Artigo 1º. – Fica instituído o desmatamento zero no Brasil, com a proibição da supressão de florestas nativas em todo o território nacional. A União, os Estados, Municípios e o Distrito Federal não mais concederão autorizações de desmatamento das florestas nativas brasileiras.

Artigo 2º. – A proibição de que trata esta lei não se aplica em questões consideradas de segurança nacional, defesa civil, pesquisa, planos de manejo florestal, atividades de interesse social e utilidade pública especificadas em resolução do Conselho Nacional do Meio Ambiente (Conama) e atividades de baixo impacto a serem regulamentadas por ato do poder executivo.
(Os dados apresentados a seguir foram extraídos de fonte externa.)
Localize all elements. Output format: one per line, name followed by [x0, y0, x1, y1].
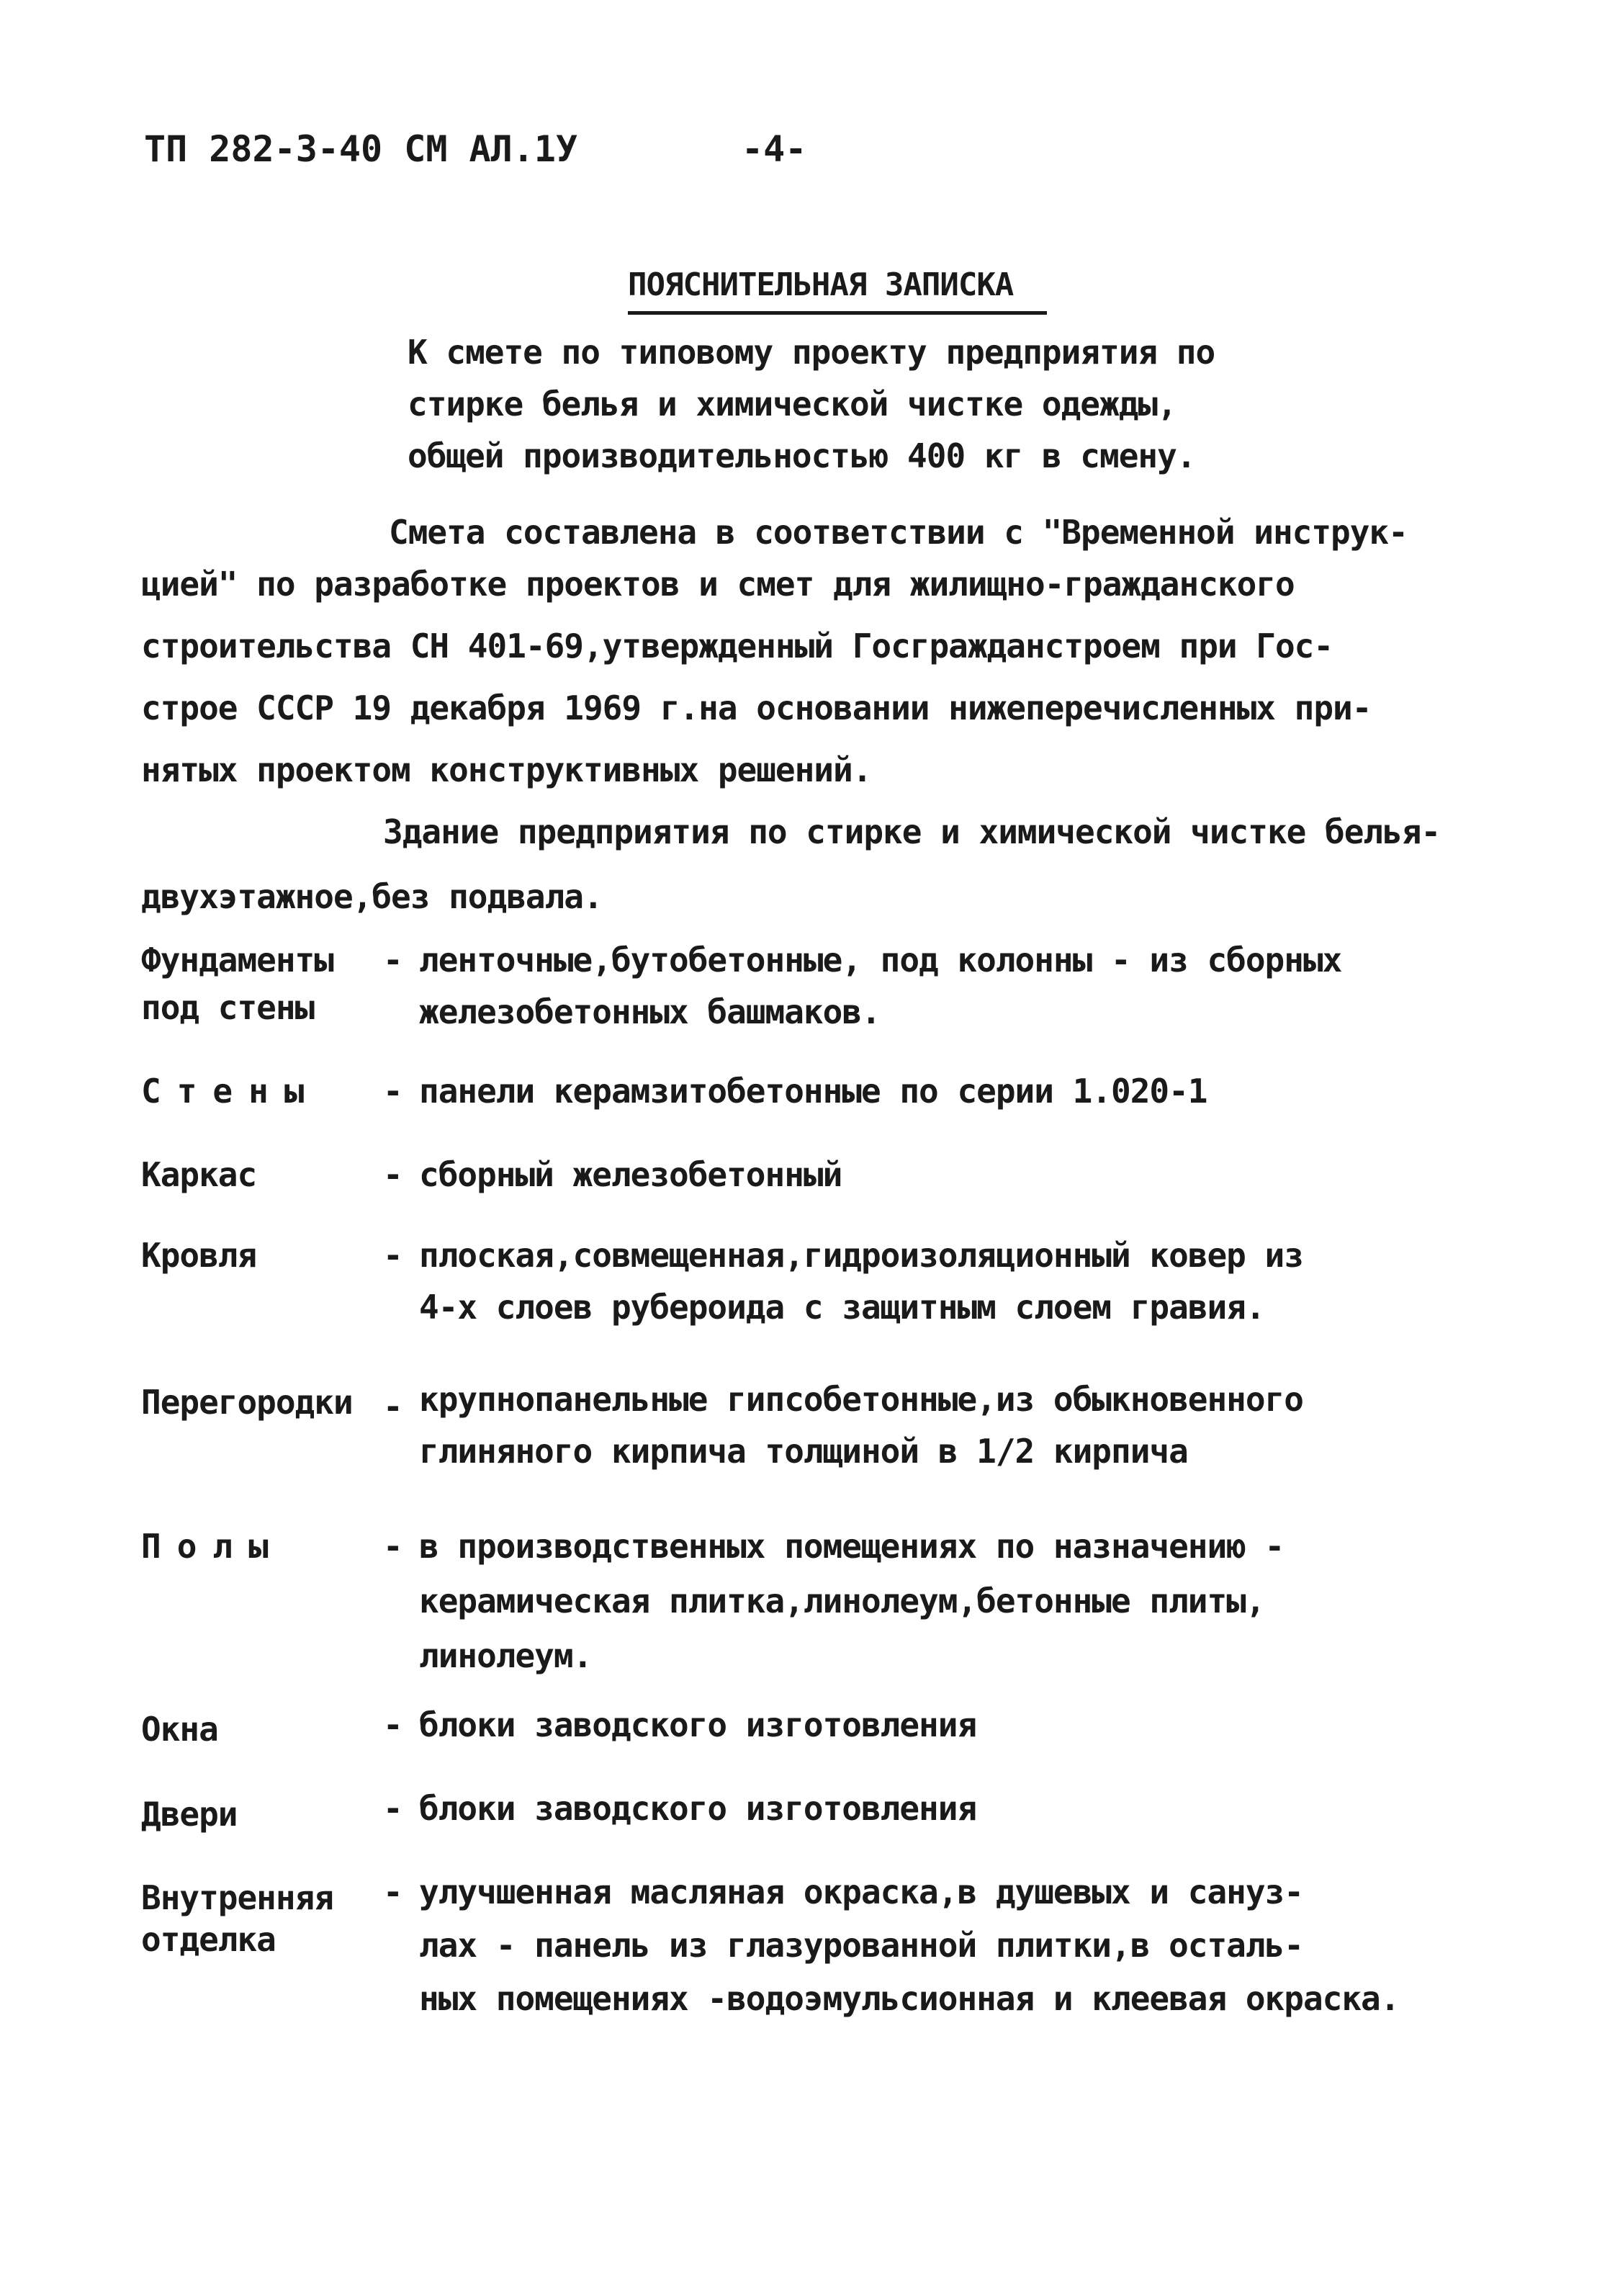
spec-term: Двери — [141, 1795, 238, 1834]
spec-term: Кровля — [141, 1236, 257, 1275]
spec-term: Перегородки — [141, 1383, 353, 1422]
paragraph-line: строительства СН 401-69,утвержденный Госгражданстроем при Гос- — [141, 627, 1333, 665]
spec-desc: глиняного кирпича толщиной в 1/2 кирпича — [419, 1432, 1188, 1471]
spec-desc: сборный железобетонный — [419, 1155, 842, 1194]
spec-desc: линолеум. — [419, 1636, 593, 1675]
paragraph-line: Здание предприятия по стирке и химической чистке белья- — [383, 812, 1441, 851]
spec-term: Полы — [141, 1527, 284, 1566]
spec-desc: блоки заводского изготовления — [419, 1705, 977, 1744]
doc-code: ТП 282-3-40 СМ АЛ.1У — [144, 128, 578, 170]
spec-desc: лах - панель из глазурованной плитки,в осталь- — [419, 1926, 1303, 1965]
spec-term: Окна — [141, 1710, 218, 1749]
spec-desc: плоская,совмещенная,гидроизоляционный ковер из — [419, 1236, 1303, 1275]
spec-desc: ных помещениях -водоэмульсионная и клеевая окраска. — [419, 1979, 1400, 2018]
spec-dash: - — [383, 1236, 403, 1275]
spec-term: Каркас — [141, 1155, 257, 1194]
spec-desc: железобетонных башмаков. — [419, 992, 881, 1031]
spec-dash: - — [383, 1873, 403, 1911]
subtitle-line: стирке белья и химической чистке одежды, — [408, 385, 1177, 423]
spec-term: под стены — [141, 988, 315, 1027]
spec-desc: 4-х слоев рубероида с защитным слоем гравия. — [419, 1288, 1265, 1327]
page-number: -4- — [742, 128, 807, 170]
paragraph-line: Смета составлена в соответствии с "Временной инструк- — [389, 513, 1408, 552]
spec-desc: в производственных помещениях по назначению - — [419, 1527, 1285, 1566]
spec-term: Внутренняя — [141, 1878, 333, 1917]
spec-dash: - — [383, 1387, 403, 1426]
paragraph-line: цией" по разработке проектов и смет для жилищно-гражданского — [141, 565, 1295, 604]
paragraph-line: нятых проектом конструктивных решений. — [141, 750, 872, 789]
title-underline — [628, 311, 1047, 315]
spec-desc: керамическая плитка,линолеум,бетонные плиты, — [419, 1582, 1265, 1620]
spec-dash: - — [383, 1155, 403, 1194]
spec-desc: ленточные,бутобетонные, под колонны - из сборных — [419, 941, 1342, 979]
page-title: ПОЯСНИТЕЛЬНАЯ ЗАПИСКА — [628, 266, 1014, 303]
spec-dash: - — [383, 1527, 403, 1566]
subtitle-line: общей производительностью 400 кг в смену. — [408, 436, 1196, 475]
spec-desc: панели керамзитобетонные по серии 1.020-1 — [419, 1072, 1207, 1111]
spec-term: Фундаменты — [141, 941, 333, 979]
subtitle-line: К смете по типовому проекту предприятия по — [408, 333, 1215, 372]
spec-dash: - — [383, 1072, 403, 1111]
paragraph-line: строе СССР 19 декабря 1969 г.на основании нижеперечисленных при- — [141, 689, 1372, 727]
spec-dash: - — [383, 1789, 403, 1828]
paragraph-line: двухэтажное,без подвала. — [141, 877, 603, 916]
spec-term: отделка — [141, 1920, 276, 1959]
spec-term: Стены — [141, 1072, 320, 1111]
spec-dash: - — [383, 1705, 403, 1744]
spec-dash: - — [383, 941, 403, 979]
spec-desc: крупнопанельные гипсобетонные,из обыкновенного — [419, 1380, 1303, 1419]
spec-desc: блоки заводского изготовления — [419, 1789, 977, 1828]
spec-desc: улучшенная масляная окраска,в душевых и сануз- — [419, 1873, 1303, 1911]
Artigo 3º. – As proibições de desmatamento de que trata esta lei terão exceção para os imóveis rurais da agricultura familiar (Lei 11326/2006) por um período de cinco anos contados a partir de sua aprovação, condicionadas à implementação, por parte do poder público, nestes imóveis, de programas de assistência técnica, extensão rural, fomento à recuperação de florestas nativas, transferência de tecnologia e de geração de renda compatíveis com o uso sustentável da floresta.

Artigo 4º. – Para efeitos desta lei, os desmatamentos em terras indígenas e populações tradicionais continuarão sendo regidos por legislação específica.

Artigo 5º Esta Lei entra em vigor na data de sua publicação, revogadas as disposições em contrário.